Speaking before the City Council this week, Haverhill Solid Waste Manager Gunther Wallenstein explained how waste bans began several decades ago in order to reduce the amount of trash taking up space in the state’s finite number of landfills. As a result, recycling centers were created for items such as televisions, appliances and reusable materials.
Wallenstein, introduced by Councilor Melinda E. Barrett, went on to say the state is adding mattresses and textiles to the list of items which may no longer be thrown away beginning this November.
“So all of the municipalities, whether we have curbside or drop-off, we’re all competing for a short list of vendors, so time is of essence to pick a vendor,” he said.

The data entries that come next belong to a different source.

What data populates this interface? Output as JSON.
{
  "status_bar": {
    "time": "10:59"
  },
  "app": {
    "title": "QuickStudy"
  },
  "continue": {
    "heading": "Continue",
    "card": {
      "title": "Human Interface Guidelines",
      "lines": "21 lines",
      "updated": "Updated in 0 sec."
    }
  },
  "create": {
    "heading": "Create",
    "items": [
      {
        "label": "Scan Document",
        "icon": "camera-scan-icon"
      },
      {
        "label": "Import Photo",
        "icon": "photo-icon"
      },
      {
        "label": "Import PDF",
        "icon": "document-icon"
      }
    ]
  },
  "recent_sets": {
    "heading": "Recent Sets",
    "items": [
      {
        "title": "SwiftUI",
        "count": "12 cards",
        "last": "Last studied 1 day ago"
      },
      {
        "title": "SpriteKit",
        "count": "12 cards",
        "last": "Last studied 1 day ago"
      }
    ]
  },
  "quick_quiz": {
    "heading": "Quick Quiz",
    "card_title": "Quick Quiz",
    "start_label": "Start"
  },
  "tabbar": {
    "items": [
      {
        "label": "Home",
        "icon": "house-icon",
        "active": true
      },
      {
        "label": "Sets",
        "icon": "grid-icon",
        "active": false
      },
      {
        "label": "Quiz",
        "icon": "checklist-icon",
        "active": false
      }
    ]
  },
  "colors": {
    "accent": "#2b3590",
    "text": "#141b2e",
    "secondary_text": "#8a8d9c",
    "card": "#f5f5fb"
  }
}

Referring specifically to mattresses, Wallenstein said, those items are now collected at no charge as often as once a week. While that is convenient for residents, it has resulted in residents from other cities bringing their mattresses to Haverhill for disposal.
“Unfortunately, that does create an island effect where municipalities around us do charge for bulky items. If we are an island with no fees, then those things will migrate to be disposed of here on our dime,” he explained.
As proof, Wallenstein cited data showing four Haverhill homes put out 10 mattresses in one year. He said the hope is, by charging an amount similar to neighboring cities, the importation problem will disappear. He told the Council one of the proposed vendors is considering a fee of $25 to $35 per mattress. He is hopeful curbside pick-up will continue to be available.
He added those mattresses are de-manufactured in Haverhill, meaning they are stripped to their essential elements before being recycled.
Textiles will also be banned from trash barrels. Wallenstein said these include clothing, linens and anything else that can be worn. Currently, these account for 6% off all household trash, which costs the city about $88,000 per year to burn. He said the plan is porch pick-up will be available for those items as well as drop-off at the city recycling center on Wednesdays and Saturdays.
Councilor Thomas J. Sullivan said Haverhill’s plans may also benefit Winnekenni Park, which has been challenged by illegal dumping. He thanked Wallenstein for his presentation.